Dans une salle privatisée du parc des cigognes, à Kintzheim, Marine Le Pen est placardée sur tous les murs en cette soirée du dimanche 24 avril. QG éphémère du RN en Alsace, la pièce a été mise au goût des militants du parti d’extrême-droite pour la soirée du second tour. Plusieurs drapeaux français, un drapeau rot und wiss, dans un coin. Daniel Schreiber vient d’arriver avec sa femme et un couple d’amis. Gilet jaune de la première heure et militant RN « depuis le père (Jean-Marie Le Pen, NDLR) », il exprime son optimisme à 20 minutes du résultat de l’élection présidentielle. L’ancien chauffeur poids lourd en Suisse, aujourd’hui retraité, évoque les « formidables tournées avec le bus Marine Le Pen sur les ronds-points de Burnhaupt-le-Haut, à Cernay, à Bollwiller ou Colmar, où l’on avait beaucoup de gens qui nous saluaient, qui étaient contents de nous voir. »
Le pouvoir d’achat, vitrine parfaite pour la dédiabolisation
L’habitant de Wittelsheim décrit ainsi sa formation politique comme proche des Gilets jaunes, ce mouvement né de la hausse des prix de l’essence et des fins de mois de plus en plus difficiles. Derrière lui, scotchée sur une vitre, une affiche de Marine Le Pen, souriante, promet de « Rendre aux Français leur argent ». Le pouvoir d’achat offre au RN une vitrine parfaite pour la dédiabolisation de l’ex-FN, fondé par Jean-Marie Le Pen. Interrogée sur la première mesure qu’elle souhaiterait voir appliquée par Marine Le Pen, l’élue régionale Nathalie Aubert évoque « l’amélioration du pouvoir d’achat des Français par une baisse de la TVA. » Militant du RN depuis un an, Noa Grebil, 19 ans, récite les mêmes éléments de langage :
« Ce que j’attends, sur le pouvoir d’achat notamment, donc rendre aux Français leur argent, de baisser la TVA de 20% à 5,5% parce qu’aujourd’hui il y a des Français qui n’arrivent plus à boucler leurs fins de mois, ils n’arrivent plus à vivre, ils ne font que survivre. »

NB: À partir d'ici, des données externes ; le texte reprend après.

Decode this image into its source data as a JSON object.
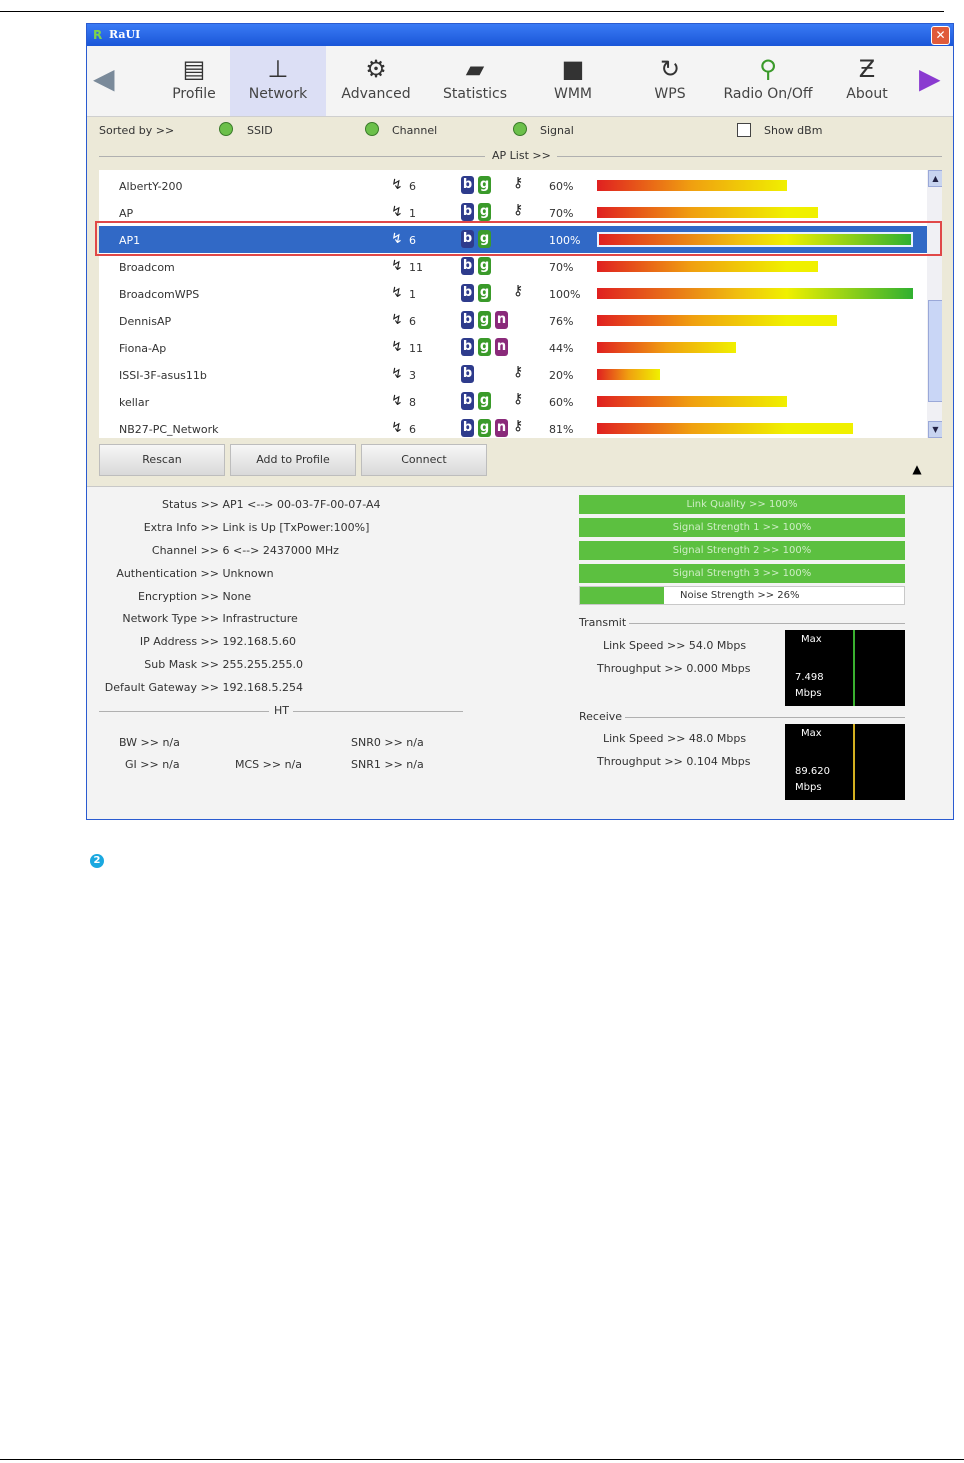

Xénophobie ordinaire et discours anti-UE
Mais le vernis social du RN ne tient pas longtemps. Peu après l’annonce du résultat, une fois les larmes essuyées, un homme s’exclame dans la foule d’une trentaine de personnes : « Là c’est bon, ils doivent faire la fête dans les quartiers où ils vivent des aides sociales ! » Continuant d’évoquer sa tournée avec le bus de Marine Le Pen, Daniel Schreiber se félicite d’avoir rencontré « une jeune femme qui s’est arrêtée sur un rond-point pour nous dire qu’elle était arabe et qu’elle voterait Marine Le Pen. Ca nous a étonné venant d’une musulmane. Et on a pas eu le temps de lui dire : « Mais vous êtes Française ! » Elle n’avait pas le voile c’est sûr. Elle était d’une gentillesse… »
Peu après 20 heures, le délégué départemental du RN en Alsace, Christian Zimmermann, prend la parole pour remercier les militants et se féliciter de représenter « la principale force d’opposition de manière décisive à Emmanuel Macron ». Puis il salue la présence d’un député du parti d’extrême-droite AfD au parlement allemand. Norbert Kleiwächter entame alors une diatribe contre « Bruxelles et sa politique dirigée contre le peuple » et vante un couple franco-allemand nationaliste « pour une coopération de nations souveraines avec un respect pour la démocratie et pour le peuple ».
Le député allemand est interrompu lorsque Marine Le Pen apparaît à l’écran derrière lui. La déception se lit sur les visages, certains ont le regard vide, d’autres ont du mal à retenir leurs larmes. Le public applaudit lorsque la candidate RN exhorte ses troupes à se mobiliser pour les élections législatives de juin. « Nous présenterons des candidats dans toutes les circonscriptions », assure la conseillère régionale RN Nathalie Aubert.